Primeiro foi a dimensão simbólica da data. Por que fazemos atos no 26 de outubro? Esta data foi uma escolha do movimento, o limite dado para a aprovação do projeto de lei de passe livre estudantil em 2004 na cidade de Florianópolis. Deste ponto de vista, pouco importa que a lei tenha sido aprovada no dia 4 de novembro. Foi no 26 de outubro que se cercou a câmara dos vereadores em uma noite chuvosa, obrigando-os a sair em camburões da polícia debaixo de muitas ovadas. O vídeo sobre a primeira Revolta da Catraca foi amplamente utilizado nas atividades em escolas feitas pelo MPL-SP e é estranho pensar que boa parte dos militantes de hoje nunca o assistiram.
Segundo, foi o estranhamento ao ouvi-los dizer que precisávamos queimar a catraca no dia 26 porque era o nosso símbolo.
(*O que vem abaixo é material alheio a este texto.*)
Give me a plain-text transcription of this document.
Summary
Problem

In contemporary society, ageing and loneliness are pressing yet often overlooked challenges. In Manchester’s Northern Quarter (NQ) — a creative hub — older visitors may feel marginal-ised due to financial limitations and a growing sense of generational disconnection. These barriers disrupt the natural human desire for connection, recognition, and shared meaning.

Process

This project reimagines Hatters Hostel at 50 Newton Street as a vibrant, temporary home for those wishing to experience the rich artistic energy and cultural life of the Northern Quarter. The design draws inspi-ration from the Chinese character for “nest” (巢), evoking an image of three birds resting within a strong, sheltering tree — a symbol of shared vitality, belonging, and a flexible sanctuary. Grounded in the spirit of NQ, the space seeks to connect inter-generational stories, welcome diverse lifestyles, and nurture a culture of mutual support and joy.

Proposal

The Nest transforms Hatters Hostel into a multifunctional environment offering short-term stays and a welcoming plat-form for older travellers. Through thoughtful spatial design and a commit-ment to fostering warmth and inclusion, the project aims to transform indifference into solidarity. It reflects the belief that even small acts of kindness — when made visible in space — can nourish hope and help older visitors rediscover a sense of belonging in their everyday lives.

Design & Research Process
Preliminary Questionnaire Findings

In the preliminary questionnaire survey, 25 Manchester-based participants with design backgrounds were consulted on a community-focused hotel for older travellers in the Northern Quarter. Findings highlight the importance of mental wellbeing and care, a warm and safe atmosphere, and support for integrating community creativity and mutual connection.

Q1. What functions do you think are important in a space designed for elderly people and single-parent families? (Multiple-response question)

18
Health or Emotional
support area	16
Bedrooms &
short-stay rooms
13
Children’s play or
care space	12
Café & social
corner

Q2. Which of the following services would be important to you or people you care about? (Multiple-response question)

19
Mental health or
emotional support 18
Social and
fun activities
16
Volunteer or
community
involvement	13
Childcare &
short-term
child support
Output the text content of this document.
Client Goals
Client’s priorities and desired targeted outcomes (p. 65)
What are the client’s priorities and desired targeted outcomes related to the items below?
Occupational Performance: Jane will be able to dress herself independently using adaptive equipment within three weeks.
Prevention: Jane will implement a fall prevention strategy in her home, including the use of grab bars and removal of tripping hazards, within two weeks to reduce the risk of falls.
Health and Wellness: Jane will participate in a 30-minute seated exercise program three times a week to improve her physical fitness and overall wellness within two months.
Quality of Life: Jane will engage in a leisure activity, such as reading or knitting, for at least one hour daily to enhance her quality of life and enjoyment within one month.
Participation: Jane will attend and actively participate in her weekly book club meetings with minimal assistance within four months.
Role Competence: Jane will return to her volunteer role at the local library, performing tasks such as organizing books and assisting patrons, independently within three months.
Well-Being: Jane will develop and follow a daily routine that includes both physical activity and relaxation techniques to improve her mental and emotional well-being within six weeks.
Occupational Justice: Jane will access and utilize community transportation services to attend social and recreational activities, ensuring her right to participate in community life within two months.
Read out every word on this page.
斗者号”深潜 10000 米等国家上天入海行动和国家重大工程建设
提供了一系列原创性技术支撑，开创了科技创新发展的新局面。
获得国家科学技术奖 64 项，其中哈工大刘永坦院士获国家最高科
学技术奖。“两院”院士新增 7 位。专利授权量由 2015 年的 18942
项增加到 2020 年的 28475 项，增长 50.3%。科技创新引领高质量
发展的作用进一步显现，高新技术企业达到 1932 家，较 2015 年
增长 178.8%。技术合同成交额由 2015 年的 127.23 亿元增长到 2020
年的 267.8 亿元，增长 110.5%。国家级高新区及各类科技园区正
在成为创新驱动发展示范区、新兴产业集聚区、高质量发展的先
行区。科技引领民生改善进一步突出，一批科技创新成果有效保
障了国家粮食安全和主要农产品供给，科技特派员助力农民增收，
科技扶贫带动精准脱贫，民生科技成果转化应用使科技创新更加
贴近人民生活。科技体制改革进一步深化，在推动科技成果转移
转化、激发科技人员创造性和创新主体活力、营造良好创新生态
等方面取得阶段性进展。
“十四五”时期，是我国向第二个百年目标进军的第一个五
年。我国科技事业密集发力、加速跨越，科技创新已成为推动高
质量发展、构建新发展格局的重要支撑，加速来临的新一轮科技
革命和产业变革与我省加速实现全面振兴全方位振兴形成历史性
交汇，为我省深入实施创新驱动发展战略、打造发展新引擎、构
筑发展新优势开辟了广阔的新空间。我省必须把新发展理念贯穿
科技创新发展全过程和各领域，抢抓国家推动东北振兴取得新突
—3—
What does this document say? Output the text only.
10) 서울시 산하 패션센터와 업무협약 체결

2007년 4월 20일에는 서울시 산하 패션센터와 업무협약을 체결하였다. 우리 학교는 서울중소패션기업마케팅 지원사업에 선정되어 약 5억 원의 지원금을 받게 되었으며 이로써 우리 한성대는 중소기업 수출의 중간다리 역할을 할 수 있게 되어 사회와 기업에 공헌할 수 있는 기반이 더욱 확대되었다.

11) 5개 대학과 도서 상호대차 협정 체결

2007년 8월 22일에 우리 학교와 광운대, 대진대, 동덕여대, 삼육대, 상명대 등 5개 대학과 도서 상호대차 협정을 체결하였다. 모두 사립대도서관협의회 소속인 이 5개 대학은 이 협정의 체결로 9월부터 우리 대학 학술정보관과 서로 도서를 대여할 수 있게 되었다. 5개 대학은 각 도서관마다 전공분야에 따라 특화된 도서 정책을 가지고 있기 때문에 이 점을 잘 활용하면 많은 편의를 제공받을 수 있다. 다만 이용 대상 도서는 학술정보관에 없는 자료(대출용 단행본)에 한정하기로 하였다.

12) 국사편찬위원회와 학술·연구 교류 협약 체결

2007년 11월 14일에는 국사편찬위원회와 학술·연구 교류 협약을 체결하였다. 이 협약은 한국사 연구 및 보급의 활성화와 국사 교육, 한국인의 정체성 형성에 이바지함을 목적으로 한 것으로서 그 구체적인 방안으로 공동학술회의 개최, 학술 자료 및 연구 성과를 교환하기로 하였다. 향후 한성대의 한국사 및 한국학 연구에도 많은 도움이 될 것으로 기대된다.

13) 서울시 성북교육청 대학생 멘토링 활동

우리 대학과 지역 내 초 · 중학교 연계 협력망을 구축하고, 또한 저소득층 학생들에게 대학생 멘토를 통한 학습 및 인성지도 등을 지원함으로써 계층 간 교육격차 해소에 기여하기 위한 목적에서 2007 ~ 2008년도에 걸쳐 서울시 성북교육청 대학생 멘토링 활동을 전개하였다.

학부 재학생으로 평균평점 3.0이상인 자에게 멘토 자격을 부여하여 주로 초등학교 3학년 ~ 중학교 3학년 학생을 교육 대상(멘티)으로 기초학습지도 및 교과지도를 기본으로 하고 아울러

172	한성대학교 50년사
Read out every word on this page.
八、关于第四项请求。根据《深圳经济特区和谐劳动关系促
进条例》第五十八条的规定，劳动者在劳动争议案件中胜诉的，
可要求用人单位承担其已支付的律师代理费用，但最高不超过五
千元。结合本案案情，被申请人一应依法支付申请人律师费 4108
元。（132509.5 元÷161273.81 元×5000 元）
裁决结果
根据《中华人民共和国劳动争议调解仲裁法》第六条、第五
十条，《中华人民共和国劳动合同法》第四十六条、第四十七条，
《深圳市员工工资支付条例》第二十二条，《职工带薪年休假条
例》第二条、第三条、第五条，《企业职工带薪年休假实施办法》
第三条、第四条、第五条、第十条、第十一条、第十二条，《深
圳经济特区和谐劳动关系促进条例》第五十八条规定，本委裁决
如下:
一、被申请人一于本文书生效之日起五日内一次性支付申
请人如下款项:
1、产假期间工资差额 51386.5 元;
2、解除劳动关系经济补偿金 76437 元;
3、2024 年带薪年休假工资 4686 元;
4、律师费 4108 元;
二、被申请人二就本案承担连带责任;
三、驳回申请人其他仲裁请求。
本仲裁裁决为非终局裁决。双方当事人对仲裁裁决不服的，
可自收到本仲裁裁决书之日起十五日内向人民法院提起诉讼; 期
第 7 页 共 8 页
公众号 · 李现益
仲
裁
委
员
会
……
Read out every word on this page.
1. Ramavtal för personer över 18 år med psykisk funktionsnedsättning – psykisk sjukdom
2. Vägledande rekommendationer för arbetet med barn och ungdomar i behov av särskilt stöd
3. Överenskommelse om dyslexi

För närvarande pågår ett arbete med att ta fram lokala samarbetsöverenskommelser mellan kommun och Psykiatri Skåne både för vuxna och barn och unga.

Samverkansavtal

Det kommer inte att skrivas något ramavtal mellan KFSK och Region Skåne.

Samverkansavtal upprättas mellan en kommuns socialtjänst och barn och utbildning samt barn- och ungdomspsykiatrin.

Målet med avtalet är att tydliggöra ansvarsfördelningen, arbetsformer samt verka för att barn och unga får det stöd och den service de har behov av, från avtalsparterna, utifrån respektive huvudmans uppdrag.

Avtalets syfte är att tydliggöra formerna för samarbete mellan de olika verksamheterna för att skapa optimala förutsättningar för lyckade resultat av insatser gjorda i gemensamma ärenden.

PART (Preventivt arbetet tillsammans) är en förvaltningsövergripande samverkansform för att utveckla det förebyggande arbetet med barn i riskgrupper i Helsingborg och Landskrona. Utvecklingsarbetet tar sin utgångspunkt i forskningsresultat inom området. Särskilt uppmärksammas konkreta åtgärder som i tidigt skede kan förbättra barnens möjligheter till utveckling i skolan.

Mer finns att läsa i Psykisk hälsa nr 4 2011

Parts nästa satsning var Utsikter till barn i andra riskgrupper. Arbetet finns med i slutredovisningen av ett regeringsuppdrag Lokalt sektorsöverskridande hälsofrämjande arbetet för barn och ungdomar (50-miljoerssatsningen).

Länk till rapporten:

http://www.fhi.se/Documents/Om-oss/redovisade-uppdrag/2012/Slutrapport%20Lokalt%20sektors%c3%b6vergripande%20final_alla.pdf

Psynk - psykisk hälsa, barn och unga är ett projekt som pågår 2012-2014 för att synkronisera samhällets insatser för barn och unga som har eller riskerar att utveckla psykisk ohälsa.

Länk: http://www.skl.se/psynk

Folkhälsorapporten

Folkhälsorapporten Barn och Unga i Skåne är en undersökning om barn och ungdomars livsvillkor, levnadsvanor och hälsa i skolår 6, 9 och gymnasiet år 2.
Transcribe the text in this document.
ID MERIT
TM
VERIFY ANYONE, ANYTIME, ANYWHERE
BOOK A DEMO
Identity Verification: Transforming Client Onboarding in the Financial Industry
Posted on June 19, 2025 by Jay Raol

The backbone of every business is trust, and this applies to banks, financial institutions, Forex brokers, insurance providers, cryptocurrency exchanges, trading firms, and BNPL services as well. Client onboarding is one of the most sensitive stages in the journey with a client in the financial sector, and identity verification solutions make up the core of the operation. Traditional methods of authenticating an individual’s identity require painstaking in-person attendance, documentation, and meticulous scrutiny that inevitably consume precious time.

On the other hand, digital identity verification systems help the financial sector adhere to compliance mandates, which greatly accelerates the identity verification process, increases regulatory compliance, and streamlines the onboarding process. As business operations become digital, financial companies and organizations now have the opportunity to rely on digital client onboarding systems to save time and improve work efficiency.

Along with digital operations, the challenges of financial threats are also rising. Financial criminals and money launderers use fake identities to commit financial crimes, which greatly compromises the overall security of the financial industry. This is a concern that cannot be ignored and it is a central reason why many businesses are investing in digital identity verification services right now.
Pensando um pouco, era de fato um símbolo criado por nós mesmos. Depois da plenária nacional que estabeleceu a data oficial de luta pensamos – no finado grupo de trabalho nacional – que seria interessante ter algo que unificasse as manifestações, e para tanto foi sugerida a queima da catraca, algo simples de fazer nas diversas cidades.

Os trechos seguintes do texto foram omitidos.